To cherish each moment in the changing seasons, Mokumeganeya will introduce you the beautiful flowers and events in each season.
Please enjoy the change of season with us.
<Mokumegane Cigarette Case>
This is a cigarette case with beautiful delicate Mokumegane made in the Meiji period. It was not only used for just putting tobacco, but it was also used for enjoying as a part of fashion. Did the gentlemen of the Meiji period treasure it as a stylish belonging? It is a valuable piece that many of metalwork in the Edo period were used for.
<Mokumegane Sake Cup>
This is a small sake cup with a height of about 4cm, used Mokumegane on all over the front and made of pure silver inside. The cup was made by Masamitsu who succeeded from the late Edo period to the Meiji period. Mokumegane, which was a technique for making samurai swords, was also used for works closely related to the daily life.

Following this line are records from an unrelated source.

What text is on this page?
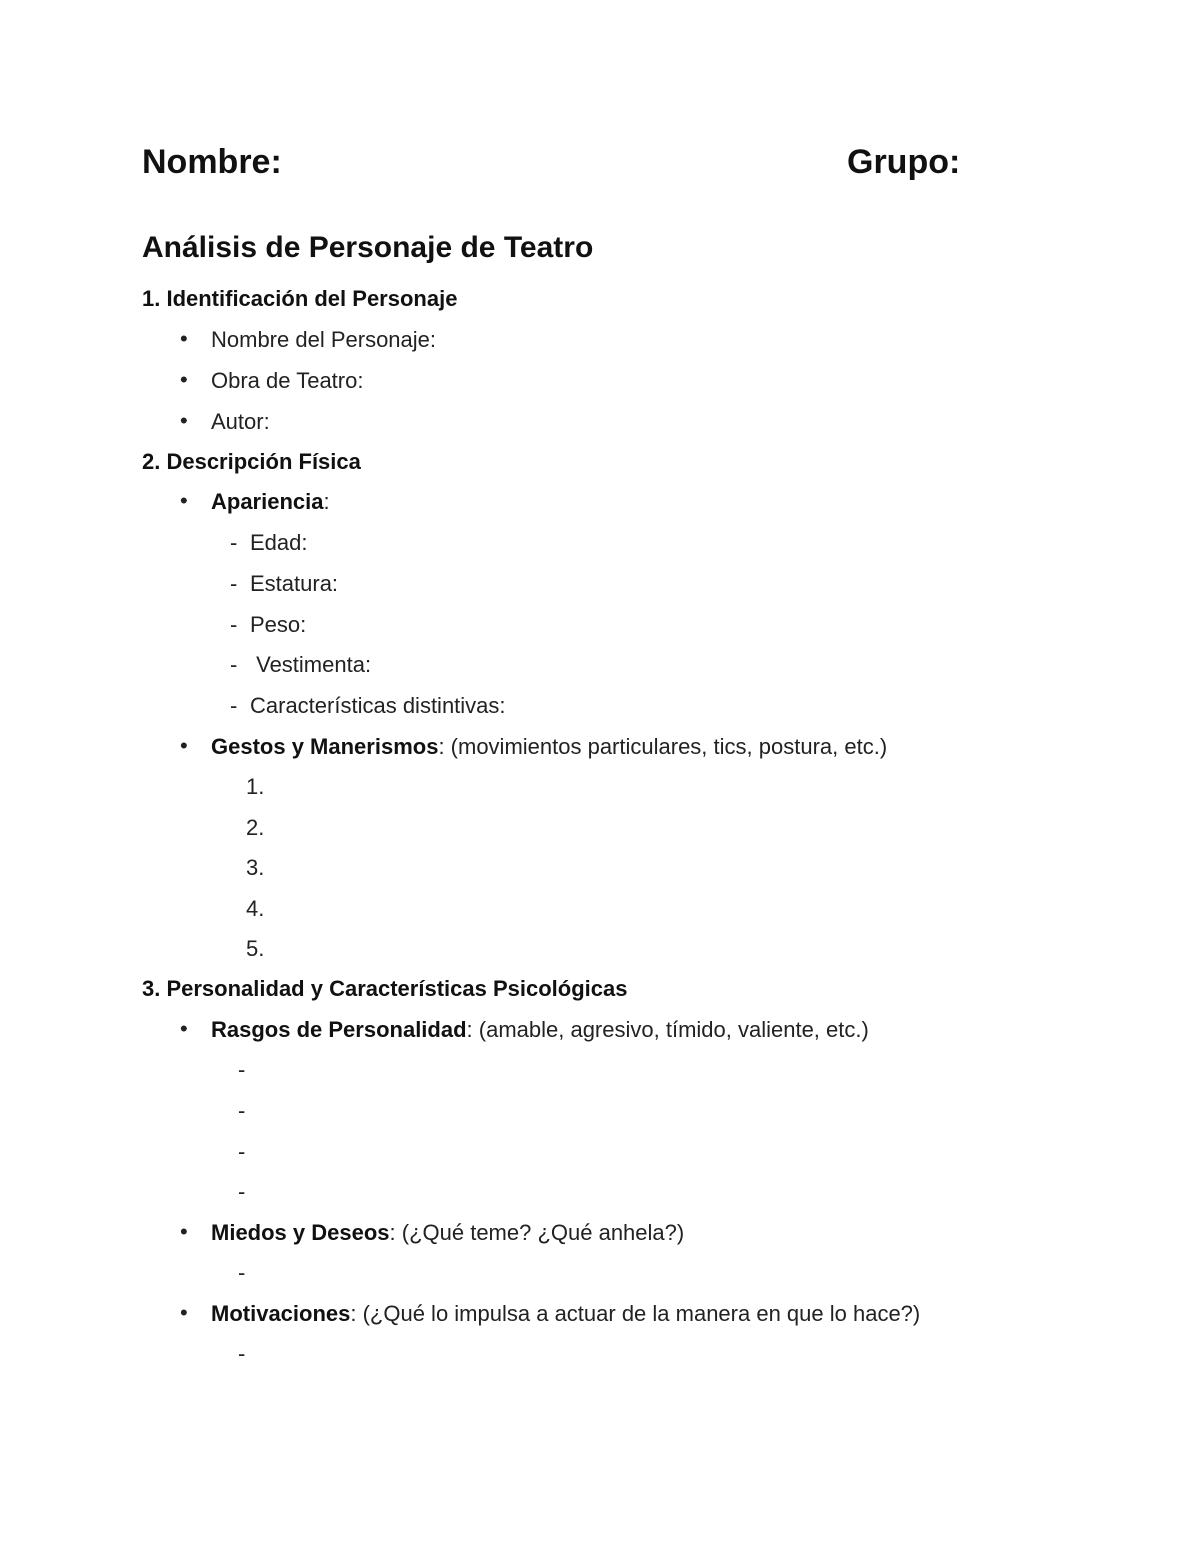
Nombre:	Grupo:
Análisis de Personaje de Teatro
1. Identificación del Personaje
• Nombre del Personaje:
• Obra de Teatro:
• Autor:
2. Descripción Física
• Apariencia:
- Edad:
- Estatura:
- Peso:
- Vestimenta:
- Características distintivas:
• Gestos y Manerismos: (movimientos particulares, tics, postura, etc.)
1.
2.
3.
4.
5.
3. Personalidad y Características Psicológicas
• Rasgos de Personalidad: (amable, agresivo, tímido, valiente, etc.)
-
-
-
-
• Miedos y Deseos: (¿Qué teme? ¿Qué anhela?)
-
• Motivaciones: (¿Qué lo impulsa a actuar de la manera en que lo hace?)
-
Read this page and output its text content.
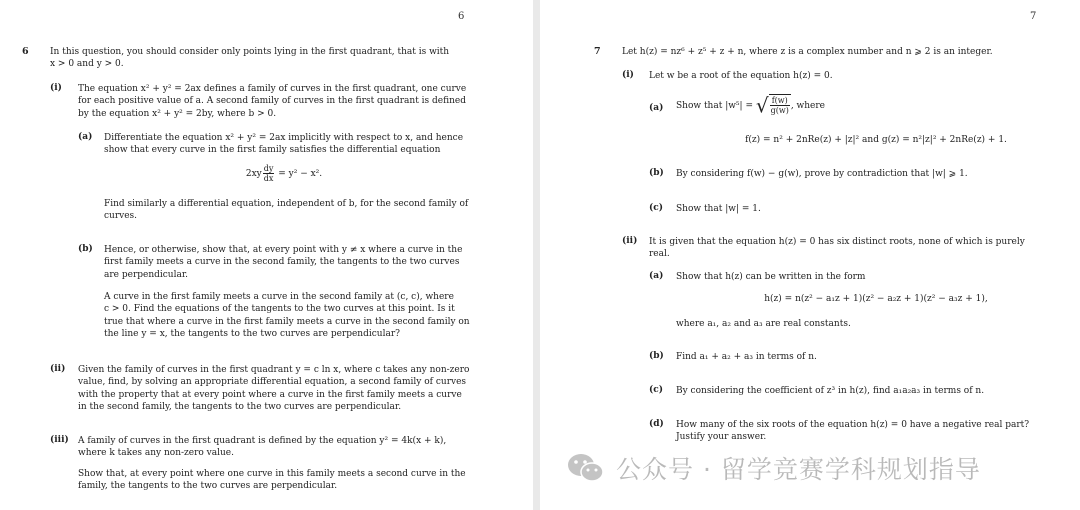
6
6 In this question, you should consider only points lying in the first quadrant, that is with
x > 0 and y > 0.
(i) The equation x² + y² = 2ax defines a family of curves in the first quadrant, one curve
for each positive value of a. A second family of curves in the first quadrant is defined
by the equation x² + y² = 2by, where b > 0.
(a) Differentiate the equation x² + y² = 2ax implicitly with respect to x, and hence
show that every curve in the first family satisfies the differential equation
$2xy \frac{dy}{dx} = y^2 - x^2$.
Find similarly a differential equation, independent of b, for the second family of
curves.
(b) Hence, or otherwise, show that, at every point with y ≠ x where a curve in the
first family meets a curve in the second family, the tangents to the two curves
are perpendicular.
A curve in the first family meets a curve in the second family at (c, c), where
c > 0. Find the equations of the tangents to the two curves at this point. Is it
true that where a curve in the first family meets a curve in the second family on
the line y = x, the tangents to the two curves are perpendicular?
(ii) Given the family of curves in the first quadrant y = c ln x, where c takes any non-zero
value, find, by solving an appropriate differential equation, a second family of curves
with the property that at every point where a curve in the first family meets a curve
in the second family, the tangents to the two curves are perpendicular.
(iii) A family of curves in the first quadrant is defined by the equation y² = 4k(x + k),
where k takes any non-zero value.
Show that, at every point where one curve in this family meets a second curve in the
family, the tangents to the two curves are perpendicular.
7
7 Let h(z) = nz⁶ + z⁵ + z + n, where z is a complex number and n ⩾ 2 is an integer.
(i) Let w be a root of the equation h(z) = 0.
(a) Show that |w⁵| = √ $\frac{f(w)}{g(w)}$ , where
f(z) = n² + 2nRe(z) + |z|² and g(z) = n²|z|² + 2nRe(z) + 1.
(b) By considering f(w) − g(w), prove by contradiction that |w| ⩾ 1.
(c) Show that |w| = 1.
(ii) It is given that the equation h(z) = 0 has six distinct roots, none of which is purely
real.
(a) Show that h(z) can be written in the form
h(z) = n(z² − a₁z + 1)(z² − a₂z + 1)(z² − a₃z + 1),
where a₁, a₂ and a₃ are real constants.
(b) Find a₁ + a₂ + a₃ in terms of n.
(c) By considering the coefficient of z³ in h(z), find a₁a₂a₃ in terms of n.
(d) How many of the six roots of the equation h(z) = 0 have a negative real part?
Justify your answer.
公众号 · 留学竞赛学科规划指导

This is a rare barrel-shaped small compass made between the late Edo period and the Meiji period. There is a delicate Mokumegane decoration around the compass less than 1cm. A dragon is drawn on the side with a gold inlay, and it is a luxurious work packed with techniques even in a small piece.
<Tsuba made by Matsuyamaju Toshinobu>
The patterns of the sword guards express the night on the right side and daytime on the left side. They are very valuable because a pair of large and small sword guards are left behind.
As an expression between concrete and impression, “day and night” are often found in the art.